You will receive a story and a general direction. You come back with something that makes us say "I would never have thought of that, and it's better than what I imagined." That's the bar.

This Role is NOT

- An editor who follows a brief to the pixel and waits to be told what to make

- Someone who needs a mood board and three rounds of feedback before they start

- A generalist who can "also do video" or a prompt engineer who outputs mid content at scale

- A story producer who can't execute technically, or a technical editor who can't think in story

This Role IS

- A creative editor and story producer who can hold both functions at once

- Someone with genuine taste across video, motion graphics, graphic design, and photography — with opinions about why each element serves the story

- An AI-native builder who treats tools like Higgsfield, Runway, Premiere, and whatever comes out next week as extensions of their brain

- The person who watches a Vox video and can reverse-engineer every editorial and story decision, then build their own version that's just as good

- Someone who moves 3–5x faster than a traditional post team because AI is how they think, not something they bolt on

The Details

Compensation: $80,000 - $100,000 base salary

Location: Remote, US-based

Employment Type: Full-time, W-2

Reports To: Raleigh Norton, Executive Producer

Primary Tools: Premiere Pro, Higgsfield, MotionVid AI, Claude, Shade Drive, and whatever AI tools you convince us we need

Start Date: Immediately

How to Apply

Don't just send a resume.
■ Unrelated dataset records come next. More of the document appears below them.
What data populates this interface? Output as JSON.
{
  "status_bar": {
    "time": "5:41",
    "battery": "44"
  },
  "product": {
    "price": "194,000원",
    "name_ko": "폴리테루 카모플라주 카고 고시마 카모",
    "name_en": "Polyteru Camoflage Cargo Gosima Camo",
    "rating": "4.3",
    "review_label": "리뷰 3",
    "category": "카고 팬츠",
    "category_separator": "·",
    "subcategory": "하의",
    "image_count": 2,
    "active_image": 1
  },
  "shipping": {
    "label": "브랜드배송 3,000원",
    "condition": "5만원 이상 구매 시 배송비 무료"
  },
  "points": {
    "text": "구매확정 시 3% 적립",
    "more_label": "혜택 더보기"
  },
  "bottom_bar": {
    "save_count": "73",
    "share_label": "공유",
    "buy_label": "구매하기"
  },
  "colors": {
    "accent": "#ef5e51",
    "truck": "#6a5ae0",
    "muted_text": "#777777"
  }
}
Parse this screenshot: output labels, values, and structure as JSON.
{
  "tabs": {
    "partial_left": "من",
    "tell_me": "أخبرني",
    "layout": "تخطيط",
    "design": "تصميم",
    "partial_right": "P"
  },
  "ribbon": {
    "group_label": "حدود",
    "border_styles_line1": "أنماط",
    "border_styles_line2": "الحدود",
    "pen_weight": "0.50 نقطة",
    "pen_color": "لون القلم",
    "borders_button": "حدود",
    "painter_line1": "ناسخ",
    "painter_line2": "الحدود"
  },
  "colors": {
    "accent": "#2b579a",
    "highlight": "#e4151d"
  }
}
You can, and we'll read it, but it's not exclusively what we want to see.

Send us the best thing you've ever made and tell us why it works — both the story decisions and the creative execution. If you used AI, show us how. If you have work that demonstrates your range across video, motion graphics, graphic design, or photography, we want to see that too. If you can look at our current content and tell us exactly what you'd do differently and why, even better.

Game recognizes game. If this role is for you, you already know it.